Chapter 26 CNV calling

CNV calling was performed with BICseq

26.1 Sample data

Load BICseq2 data for all tested samples:

allfiles=dir("../data/CNV_calls/","2_scale$", full.names = T)

CNVL2=lapply(allfiles, function(x) read.delim(x, stringsAsFactors = F))
names(CNVL2)=unlist(sapply(strsplit(allfiles, "//|_cnv"), function(x) x[2]))
meltCN=melt(CNVL2, measure.vars=c("log2.copyRatio"))

AllDCN=data.frame(sampleID=meltCN$L1, chrom=substr(meltCN$chrom, 4, 5), start.pos=meltCN$start,
                   end.pos=meltCN$end, n.probes=meltCN$binNum, mean=meltCN$value, 
                   call=ifelse(meltCN$value>0.3, "+", ifelse(meltCN$value<(-0.3), "-", "0")))

AllDCN2=data.frame(sample=meltCN$L1, chromosome=meltCN$chrom, start=meltCN$start,
                  end=meltCN$end, n.probes=meltCN$binNum, segmean=2*2^(meltCN$value), 
                  call=ifelse(meltCN$value>0.3, "+", ifelse(meltCN$value<(-0.3), "-", "0")))

AllDCN2$chromosome=factor(AllDCN2$chromosome, levels=unique(AllDCN2$chromosome))

#CNVGRanges=GRanges(seqnames = AllDCN$chrom, ranges=IRanges(start=AllDCN$start.pos, end=AllDCN$end.pos), copy_ratio=AllDCN$mean, call=AllDCN$call, sample=AllDCN2$sample)

CNVGRanges=GRanges(seqnames = AllDCN2$chromosome, ranges=IRanges(start=AllDCN2$start, end=AllDCN2$end), segmean=AllDCN2$segmean, call=AllDCN2$call, sample=AllDCN2$sample)

26.2 Data Summary

26.2.1 Frequency of gains and losses across the genome

# plot the frequencies
Samp1=cnFreq_mod(AllDCN2,CN_low_cutoff=1.4, CN_high_cutoff=2.8, genome=cytoInfo)
Samp1$plot

Figure 26.1: summary of regions of frequent gains and losses


write.csv(Samp1$data, file="nature-tables/Ext1l_CNV_frequencies.csv")

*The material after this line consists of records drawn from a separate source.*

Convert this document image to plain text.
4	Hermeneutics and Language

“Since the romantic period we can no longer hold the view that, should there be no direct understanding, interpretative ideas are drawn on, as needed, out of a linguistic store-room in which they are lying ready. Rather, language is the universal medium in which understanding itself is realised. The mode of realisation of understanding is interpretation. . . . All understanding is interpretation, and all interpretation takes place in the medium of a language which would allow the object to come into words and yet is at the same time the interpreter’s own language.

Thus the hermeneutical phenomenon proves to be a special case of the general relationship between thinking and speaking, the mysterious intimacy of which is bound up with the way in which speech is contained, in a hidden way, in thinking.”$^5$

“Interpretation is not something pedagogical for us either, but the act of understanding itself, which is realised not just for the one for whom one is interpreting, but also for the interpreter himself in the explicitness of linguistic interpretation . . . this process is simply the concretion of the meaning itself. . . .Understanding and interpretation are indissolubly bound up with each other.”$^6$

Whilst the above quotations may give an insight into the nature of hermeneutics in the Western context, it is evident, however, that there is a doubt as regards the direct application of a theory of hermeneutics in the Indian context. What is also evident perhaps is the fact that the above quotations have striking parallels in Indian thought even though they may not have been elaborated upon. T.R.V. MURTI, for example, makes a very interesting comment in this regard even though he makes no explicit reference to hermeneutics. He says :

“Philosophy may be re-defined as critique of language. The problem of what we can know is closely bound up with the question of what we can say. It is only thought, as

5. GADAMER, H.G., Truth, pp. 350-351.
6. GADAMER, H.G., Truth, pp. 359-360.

26.2.2 Loci which have a hit in at least 30% of samples

# Filter out gain and loss regions
LocationsA=Samp1$data[which(Samp1$data$gainProportion>0.3), ]
LocationsA=LocationsA[order( LocationsA$chromosome, LocationsA$start),  ]
LocAmerge=Merge_contig(LocationsA)

LocationsB=Samp1$data[which(Samp1$data$lossProportion>0.3), ]
LocationsB=LocationsB[order( LocationsB$chromosome, LocationsB$start),  ]
LocBmerge=Merge_contig(LocationsB)

# turn into a GRanges object

LocAGRanges=GRanges(seqnames = LocAmerge$chromosome, ranges=IRanges(start=LocAmerge$start, end=LocAmerge$end), strand="*",
                    sampleFrequency=LocAmerge$sampleFrequency, gainFrequency=LocAmerge$gainFrequency, lossFrequency=LocAmerge$lossFrequency, gainProportion=LocAmerge$gainProportion, lossProportion=LocAmerge$lossProportion)

LocBGRanges=GRanges(seqnames = LocBmerge$chromosome, ranges=IRanges(start=LocBmerge$start, end=LocBmerge$end), strand="*",
                    sampleFrequency=LocBmerge$sampleFrequency, gainFrequency=LocBmerge$gainFrequency, lossFrequency=LocBmerge$lossFrequency, gainProportion=LocBmerge$gainProportion, lossProportion=LocBmerge$lossProportion)

# find the overlaps
GainOLap=findOverlaps(LocAGRanges, txRn6)
UniqueGainOlapRegions=unique(queryHits(GainOLap))
GainGenes=sapply(unique(queryHits(GainOLap)), function(x) txRn6$gene_id[subjectHits(GainOLap[which(queryHits(GainOLap)==x)])])

LossOLap=findOverlaps(LocBGRanges, txRn6)
UniqueLossOlapRegions=unique(queryHits(LossOLap))
LossGenes=sapply(unique(queryHits(LossOLap)), function(x) txRn6$gene_id[subjectHits(LossOLap[which(queryHits(LossOLap)==x)])])

Venn diagrams of the number of genes which intersect with the cosmic dataset

OverviewG=unique(unlist(GainGenes))
OverviewL=unique(unlist(LossGenes))

par(mfrow=c(1,2))
venn(list(CNVgains=OverviewG, cosmic=RatCosmic))
venn(list(CNVloss=OverviewL, cosmic=RatCosmic))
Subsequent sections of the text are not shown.